Erzurum Kongresi'nin yapıldığı bina, 1864'te Ermeni Kız Yatılı Okulu olarak yapılmış. Cumhuriyet öncesinde kamulaştırılmış ve sonra yıllarca okul olarak hizmet vermiş. 2014 yılında da Kültür ve Turizm Bakanlığı Güzel Sanatlar Genel Müdürlüğüne devredilmiş.
FOTO ALTI 4 : Mustafa Kemal, Nutuk'ta, Erzurum Kongresi'nin toplandığı salonu, "pek mütevazı mektep salonu" olarak tanımlar.
Erzurum'da cağ kebabı ve kadayıf dolmasını yedikten ve oltu taşından yapılmış birkaç hediyelik aldıktan sonra kentten ayrıldık. Oltu taşı, bu bölgede bulunan yarı değerli siyah bir taş. Bu taştan, tespih, kolye ve küpe gibi eşyalar yapılıyor. Erzurum'un kapalı çarşısı olan Taşhan'daki dükkanlarda, her türden oltu taşı eşya bulmak mümkün.
SARIKAMIŞ ŞEHİTLER ANITI
Yolculuk Kars'a... Ama önce yolda bir şehitlikte durmamız ve şehitlere şükranlarımızı sunmamız şart...
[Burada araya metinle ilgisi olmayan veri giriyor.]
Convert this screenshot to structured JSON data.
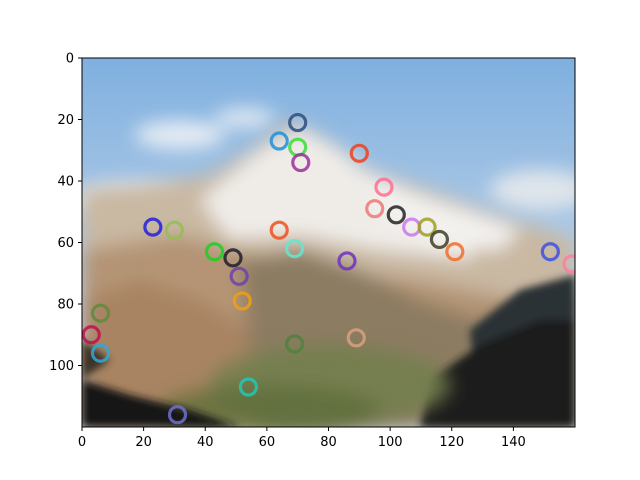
{
  "chart_data": {
    "type": "image",
    "title": "",
    "xlabel": "",
    "ylabel": "",
    "xlim": [
      0,
      160
    ],
    "ylim": [
      120,
      0
    ],
    "grid": false,
    "legend": "none",
    "x_ticks": [
      0,
      20,
      40,
      60,
      80,
      100,
      120,
      140
    ],
    "y_ticks": [
      0,
      20,
      40,
      60,
      80,
      100
    ],
    "x_tick_labels": [
      "0",
      "20",
      "40",
      "60",
      "80",
      "100",
      "120",
      "140"
    ],
    "y_tick_labels": [
      "0",
      "20",
      "40",
      "60",
      "80",
      "100"
    ],
    "background": {
      "description_colors": {
        "sky_top": "#8fb8df",
        "sky_low": "#c8d8e8",
        "snow": "#efeae6",
        "rock_light": "#c8b49a",
        "rock_tan": "#b09070",
        "forest_dark": "#2a2e30",
        "valley_green": "#6e7e48",
        "corner_black": "#0a0a0a"
      }
    },
    "markers": [
      {
        "x": 70,
        "y": 21,
        "color": "#2e4e7e"
      },
      {
        "x": 64,
        "y": 27,
        "color": "#1e90dc"
      },
      {
        "x": 70,
        "y": 29,
        "color": "#3cdc3c"
      },
      {
        "x": 71,
        "y": 34,
        "color": "#9e2e9e"
      },
      {
        "x": 90,
        "y": 31,
        "color": "#f04020"
      },
      {
        "x": 98,
        "y": 42,
        "color": "#ff6e8e"
      },
      {
        "x": 95,
        "y": 49,
        "color": "#f07878"
      },
      {
        "x": 102,
        "y": 51,
        "color": "#222222"
      },
      {
        "x": 107,
        "y": 55,
        "color": "#c878f0"
      },
      {
        "x": 112,
        "y": 55,
        "color": "#a0a020"
      },
      {
        "x": 116,
        "y": 59,
        "color": "#3e3e28"
      },
      {
        "x": 121,
        "y": 63,
        "color": "#f06e2e"
      },
      {
        "x": 152,
        "y": 63,
        "color": "#4050e0"
      },
      {
        "x": 159,
        "y": 67,
        "color": "#ff7ea0"
      },
      {
        "x": 23,
        "y": 55,
        "color": "#2020e0"
      },
      {
        "x": 30,
        "y": 56,
        "color": "#90c050"
      },
      {
        "x": 64,
        "y": 56,
        "color": "#f05020"
      },
      {
        "x": 69,
        "y": 62,
        "color": "#60e8d0"
      },
      {
        "x": 43,
        "y": 63,
        "color": "#22cc22"
      },
      {
        "x": 49,
        "y": 65,
        "color": "#1e1e2e"
      },
      {
        "x": 51,
        "y": 71,
        "color": "#7040b0"
      },
      {
        "x": 86,
        "y": 66,
        "color": "#7030c0"
      },
      {
        "x": 52,
        "y": 79,
        "color": "#f0a010"
      },
      {
        "x": 6,
        "y": 83,
        "color": "#608840"
      },
      {
        "x": 3,
        "y": 90,
        "color": "#c0104e"
      },
      {
        "x": 6,
        "y": 96,
        "color": "#30a8d8"
      },
      {
        "x": 69,
        "y": 93,
        "color": "#508040"
      },
      {
        "x": 89,
        "y": 91,
        "color": "#d8a080"
      },
      {
        "x": 54,
        "y": 107,
        "color": "#20c8b8"
      },
      {
        "x": 31,
        "y": 116,
        "color": "#7070d0"
      }
    ]
  }
}
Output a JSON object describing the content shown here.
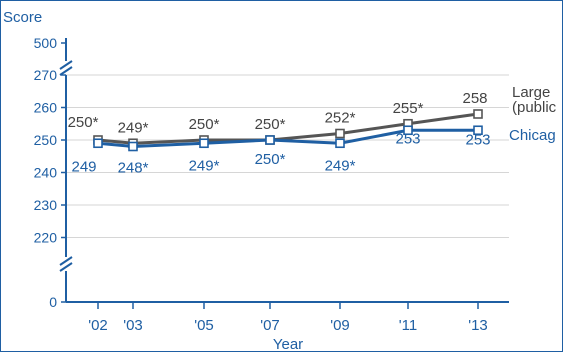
{
  "chart_data": {
    "type": "line",
    "ylabel": "Score",
    "xlabel": "Year",
    "x": [
      "'02",
      "'03",
      "'05",
      "'07",
      "'09",
      "'11",
      "'13"
    ],
    "y_ticks": [
      0,
      220,
      230,
      240,
      250,
      260,
      270,
      500
    ],
    "y_break": true,
    "series": [
      {
        "name": "Large city (public)",
        "legend_lines": [
          "Large",
          "(public"
        ],
        "color": "#555555",
        "values": [
          250,
          249,
          250,
          250,
          252,
          255,
          258
        ],
        "labels": [
          "250*",
          "249*",
          "250*",
          "250*",
          "252*",
          "255*",
          "258"
        ]
      },
      {
        "name": "Chicago",
        "legend_lines": [
          "Chicag"
        ],
        "color": "#1f5fa3",
        "values": [
          249,
          248,
          249,
          250,
          249,
          253,
          253
        ],
        "labels": [
          "249",
          "248*",
          "249*",
          "250*",
          "249*",
          "253",
          "253"
        ]
      }
    ],
    "grid": "horizontal"
  }
}
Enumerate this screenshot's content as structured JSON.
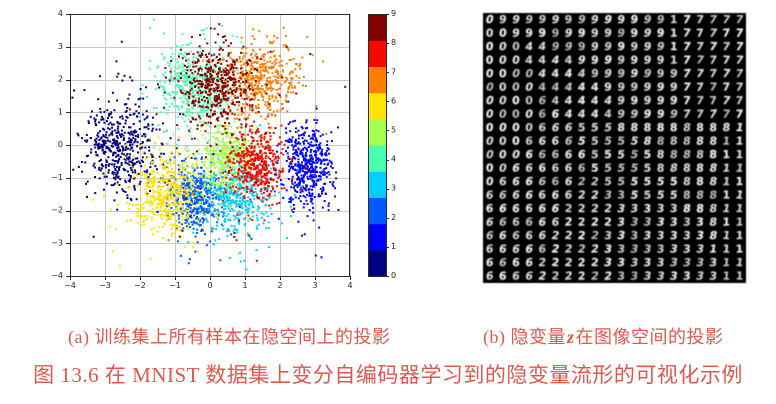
{
  "figure": {
    "caption_a": "(a) 训练集上所有样本在隐空间上的投影",
    "caption_b_prefix": "(b) 隐变量",
    "caption_b_var": "z",
    "caption_b_suffix": "在图像空间的投影",
    "title": "图 13.6  在 MNIST 数据集上变分自编码器学习到的隐变量流形的可视化示例",
    "caption_color": "#de584e"
  },
  "chart_data": [
    {
      "type": "scatter",
      "title": "",
      "xlabel": "",
      "ylabel": "",
      "xlim": [
        -4,
        4
      ],
      "ylim": [
        -4,
        4
      ],
      "xticks": [
        -4,
        -3,
        -2,
        -1,
        0,
        1,
        2,
        3,
        4
      ],
      "yticks": [
        -4,
        -3,
        -2,
        -1,
        0,
        1,
        2,
        3,
        4
      ],
      "xtick_labels": [
        "−4",
        "−3",
        "−2",
        "−1",
        "0",
        "1",
        "2",
        "3",
        "4"
      ],
      "ytick_labels": [
        "−4",
        "−3",
        "−2",
        "−1",
        "0",
        "1",
        "2",
        "3",
        "4"
      ],
      "grid": true,
      "grid_color": "#c9c9c9",
      "frame_color": "#2b2b2b",
      "marker_size": 2,
      "colorbar": {
        "position": "right",
        "tick_labels": [
          "0",
          "1",
          "2",
          "3",
          "4",
          "5",
          "6",
          "7",
          "8",
          "9"
        ],
        "colors": [
          "#000083",
          "#0004f5",
          "#0058ff",
          "#00d0ff",
          "#49ffad",
          "#a4ff53",
          "#ffe302",
          "#ff7e00",
          "#f40b00",
          "#840000"
        ]
      },
      "clusters": [
        {
          "digit": 0,
          "color": "#000083",
          "center": [
            -2.55,
            -0.2
          ],
          "std": [
            0.52,
            0.62
          ],
          "n": 420,
          "halo_center": [
            -2.35,
            0.35
          ],
          "halo_std": [
            0.7,
            1.0
          ],
          "halo_n": 90
        },
        {
          "digit": 1,
          "color": "#0004f5",
          "center": [
            2.8,
            -0.7
          ],
          "std": [
            0.36,
            0.6
          ],
          "n": 430,
          "halo_center": [
            2.75,
            -0.8
          ],
          "halo_std": [
            0.5,
            1.0
          ],
          "halo_n": 70
        },
        {
          "digit": 2,
          "color": "#0058ff",
          "center": [
            -0.4,
            -1.6
          ],
          "std": [
            0.38,
            0.5
          ],
          "n": 400,
          "halo_center": [
            -0.45,
            -1.7
          ],
          "halo_std": [
            0.55,
            0.95
          ],
          "halo_n": 60
        },
        {
          "digit": 3,
          "color": "#00d0ff",
          "center": [
            0.7,
            -1.55
          ],
          "std": [
            0.5,
            0.5
          ],
          "n": 400,
          "halo_center": [
            0.75,
            -1.7
          ],
          "halo_std": [
            0.8,
            0.95
          ],
          "halo_n": 70
        },
        {
          "digit": 4,
          "color": "#49ffad",
          "center": [
            -0.45,
            1.9
          ],
          "std": [
            0.55,
            0.58
          ],
          "n": 420,
          "halo_center": [
            -0.3,
            1.2
          ],
          "halo_std": [
            0.95,
            1.5
          ],
          "halo_n": 80
        },
        {
          "digit": 5,
          "color": "#a4ff53",
          "center": [
            0.5,
            -0.35
          ],
          "std": [
            0.42,
            0.5
          ],
          "n": 400,
          "halo_center": [
            0.45,
            -0.8
          ],
          "halo_std": [
            0.65,
            1.1
          ],
          "halo_n": 60
        },
        {
          "digit": 6,
          "color": "#ffe302",
          "center": [
            -1.25,
            -1.45
          ],
          "std": [
            0.45,
            0.6
          ],
          "n": 410,
          "halo_center": [
            -1.45,
            -1.6
          ],
          "halo_std": [
            0.8,
            0.95
          ],
          "halo_n": 70
        },
        {
          "digit": 7,
          "color": "#ff7e00",
          "center": [
            1.45,
            2.0
          ],
          "std": [
            0.5,
            0.55
          ],
          "n": 420,
          "halo_center": [
            1.35,
            1.9
          ],
          "halo_std": [
            0.75,
            0.8
          ],
          "halo_n": 60
        },
        {
          "digit": 8,
          "color": "#f40b00",
          "center": [
            1.3,
            -0.55
          ],
          "std": [
            0.38,
            0.5
          ],
          "n": 410,
          "halo_center": [
            1.2,
            -0.9
          ],
          "halo_std": [
            0.6,
            1.0
          ],
          "halo_n": 60
        },
        {
          "digit": 9,
          "color": "#840000",
          "center": [
            0.2,
            1.9
          ],
          "std": [
            0.52,
            0.6
          ],
          "n": 420,
          "halo_center": [
            0.3,
            1.2
          ],
          "halo_std": [
            1.1,
            1.6
          ],
          "halo_n": 90
        }
      ]
    },
    {
      "type": "heatmap",
      "subtype": "mnist-digit-manifold-grid",
      "rows": 20,
      "cols": 20,
      "background": "#000000",
      "ink": "#e9e9e9",
      "digit_rows": [
        "09999999999999177777",
        "00999999999999177777",
        "00044999999999177777",
        "00044449999999177777",
        "00004444999999977777",
        "00004444499999977777",
        "00006444449999977777",
        "00006644449999977777",
        "00006665558888888881",
        "00066665555588888811",
        "00066666555558888811",
        "00666666555558888811",
        "06666662255555588811",
        "66666662233555588811",
        "66666622223333388811",
        "66666622223333333811",
        "66666222233333333811",
        "66666222233333333111",
        "66662222233333333311",
        "66662222223333333311"
      ]
    }
  ]
}
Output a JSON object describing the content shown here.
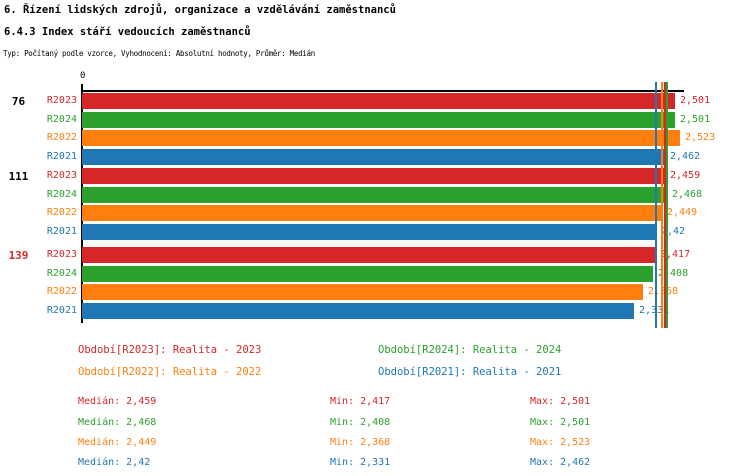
{
  "title": {
    "line1": "6. Řízení lidských zdrojů, organizace a vzdělávání zaměstnanců",
    "line2": "6.4.3 Index stáří vedoucích zaměstnanců",
    "line3": "Typ: Počítaný podle vzorce, Vyhodnocení: Absolutní hodnoty, Průměr: Medián"
  },
  "chart_data": {
    "type": "bar",
    "orientation": "horizontal",
    "x_origin_label": "0",
    "xlim": [
      0,
      2.85
    ],
    "grid": false,
    "series": [
      {
        "id": "R2023",
        "label": "R2023",
        "color": "#d62728",
        "median": 2.459,
        "median_display": "2,459"
      },
      {
        "id": "R2024",
        "label": "R2024",
        "color": "#2ca02c",
        "median": 2.468,
        "median_display": "2,468"
      },
      {
        "id": "R2022",
        "label": "R2022",
        "color": "#ff7f0e",
        "median": 2.449,
        "median_display": "2,449"
      },
      {
        "id": "R2021",
        "label": "R2021",
        "color": "#1f77b4",
        "median": 2.42,
        "median_display": "2,42"
      }
    ],
    "groups": [
      {
        "label": "76",
        "label_color": "#000000",
        "values": [
          2.501,
          2.501,
          2.523,
          2.462
        ],
        "displays": [
          "2,501",
          "2,501",
          "2,523",
          "2,462"
        ]
      },
      {
        "label": "111",
        "label_color": "#000000",
        "values": [
          2.459,
          2.468,
          2.449,
          2.42
        ],
        "displays": [
          "2,459",
          "2,468",
          "2,449",
          "2,42"
        ]
      },
      {
        "label": "139",
        "label_color": "#d62728",
        "values": [
          2.417,
          2.408,
          2.368,
          2.331
        ],
        "displays": [
          "2,417",
          "2,408",
          "2,368",
          "2,331"
        ]
      }
    ]
  },
  "legend": {
    "items": [
      {
        "series": "R2023",
        "text": "Období[R2023]: Realita - 2023"
      },
      {
        "series": "R2024",
        "text": "Období[R2024]: Realita - 2024"
      },
      {
        "series": "R2022",
        "text": "Období[R2022]: Realita - 2022"
      },
      {
        "series": "R2021",
        "text": "Období[R2021]: Realita - 2021"
      }
    ]
  },
  "stats": {
    "rows": [
      {
        "series": "R2023",
        "median": "Medián: 2,459",
        "min": "Min: 2,417",
        "max": "Max: 2,501"
      },
      {
        "series": "R2024",
        "median": "Medián: 2,468",
        "min": "Min: 2,408",
        "max": "Max: 2,501"
      },
      {
        "series": "R2022",
        "median": "Medián: 2,449",
        "min": "Min: 2,368",
        "max": "Max: 2,523"
      },
      {
        "series": "R2021",
        "median": "Medián: 2,42",
        "min": "Min: 2,331",
        "max": "Max: 2,462"
      }
    ]
  }
}
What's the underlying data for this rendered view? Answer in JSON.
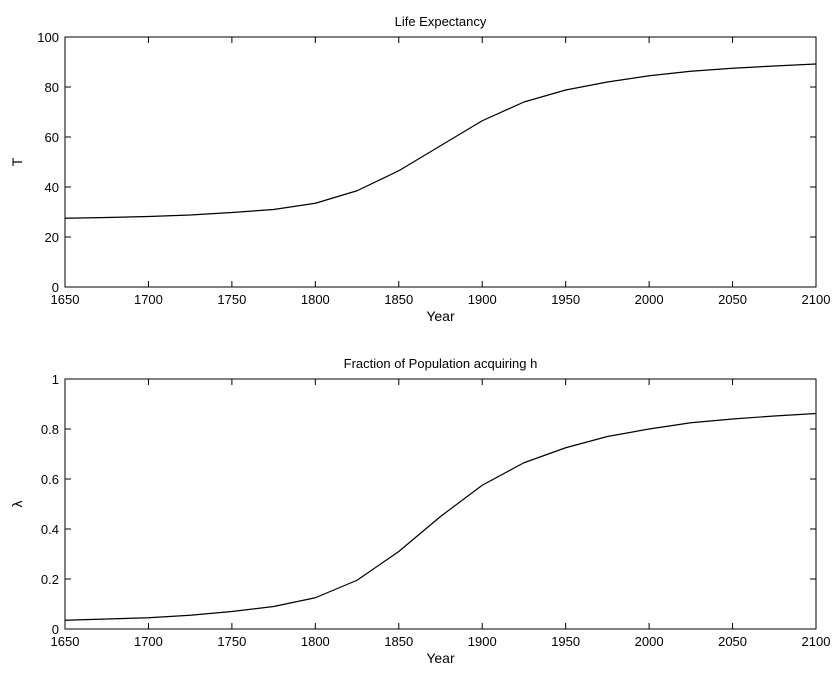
{
  "chart_data": [
    {
      "type": "line",
      "title": "Life Expectancy",
      "xlabel": "Year",
      "ylabel": "T",
      "xlim": [
        1650,
        2100
      ],
      "ylim": [
        0,
        100
      ],
      "xticks": [
        1650,
        1700,
        1750,
        1800,
        1850,
        1900,
        1950,
        2000,
        2050,
        2100
      ],
      "yticks": [
        0,
        20,
        40,
        60,
        80,
        100
      ],
      "xtick_labels": [
        "1650",
        "1700",
        "1750",
        "1800",
        "1850",
        "1900",
        "1950",
        "2000",
        "2050",
        "2100"
      ],
      "ytick_labels": [
        "0",
        "20",
        "40",
        "60",
        "80",
        "100"
      ],
      "grid": false,
      "line_color": "#000000",
      "series": [
        {
          "x": [
            1650,
            1675,
            1700,
            1725,
            1750,
            1775,
            1800,
            1825,
            1850,
            1860,
            1875,
            1900,
            1925,
            1950,
            1975,
            2000,
            2025,
            2050,
            2075,
            2100
          ],
          "values": [
            27.5,
            27.8,
            28.2,
            28.8,
            29.8,
            31.0,
            33.5,
            38.5,
            46.5,
            50.5,
            56.5,
            66.5,
            74.0,
            78.8,
            82.0,
            84.5,
            86.3,
            87.5,
            88.4,
            89.2
          ]
        }
      ]
    },
    {
      "type": "line",
      "title": "Fraction of Population acquiring h",
      "xlabel": "Year",
      "ylabel": "λ",
      "xlim": [
        1650,
        2100
      ],
      "ylim": [
        0,
        1
      ],
      "xticks": [
        1650,
        1700,
        1750,
        1800,
        1850,
        1900,
        1950,
        2000,
        2050,
        2100
      ],
      "yticks": [
        0,
        0.2,
        0.4,
        0.6,
        0.8,
        1
      ],
      "xtick_labels": [
        "1650",
        "1700",
        "1750",
        "1800",
        "1850",
        "1900",
        "1950",
        "2000",
        "2050",
        "2100"
      ],
      "ytick_labels": [
        "0",
        "0.2",
        "0.4",
        "0.6",
        "0.8",
        "1"
      ],
      "grid": false,
      "line_color": "#000000",
      "series": [
        {
          "x": [
            1650,
            1675,
            1700,
            1725,
            1750,
            1775,
            1800,
            1825,
            1850,
            1875,
            1900,
            1925,
            1950,
            1975,
            2000,
            2025,
            2050,
            2075,
            2100
          ],
          "values": [
            0.035,
            0.04,
            0.045,
            0.055,
            0.07,
            0.09,
            0.125,
            0.195,
            0.31,
            0.45,
            0.575,
            0.665,
            0.725,
            0.77,
            0.8,
            0.825,
            0.84,
            0.852,
            0.862
          ]
        }
      ]
    }
  ]
}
Kars deyince ilk akla gelen, Sarıkamış'tır. Türk tarihinin en acı sayfalarından biri, bu topraklarda yazılmıştır. O günleri anlayabilmek için biraz geçmişe gitmek şart... Birinci Dünya Savaşı'na katılan Osmanlı İmparatorluğu, aslında her anlamda savaşabilecek güçten yoksundu. Hazine boştu. Anadolu'da yollar yetersizdi, ordunun lojistik ihtiyacı tam olarak karşılanamıyordu. Yeterli hayvan olmadığı için, askeri malzemeyi askerler taşıyorlardı. Yürüyerek... Salgın hastalıklar kol geziyordu. Halk yoksuldu, karnını doyurmakta zorlanıyordu.
Bütün bu koşullar altında, 3. Ordu Komutanı Enver Paşa, Sarıkamış Harekatı kararını aldı. Enver Paşa Erzurum'a geldiğinde, bu harekatın ne kadar zor olacağını görmüş ve şunları söylemişti: "Askerler! Hepinizi ziyaret ettim. Ayağınızda çarığınızın, sırtınızda paltonuzun olmadığını da gördüm. Lakin karşınızdaki düşman, sizden korkuyor. Yakın zamanda taarruz ederek Kafkasya’ya gireceğiz. Siz orada her türlü nân-ü nimete kavuşacaksınız. Âlem-i İslam’ın bütün ümidi, sizin son bir himmetinize bakıyor."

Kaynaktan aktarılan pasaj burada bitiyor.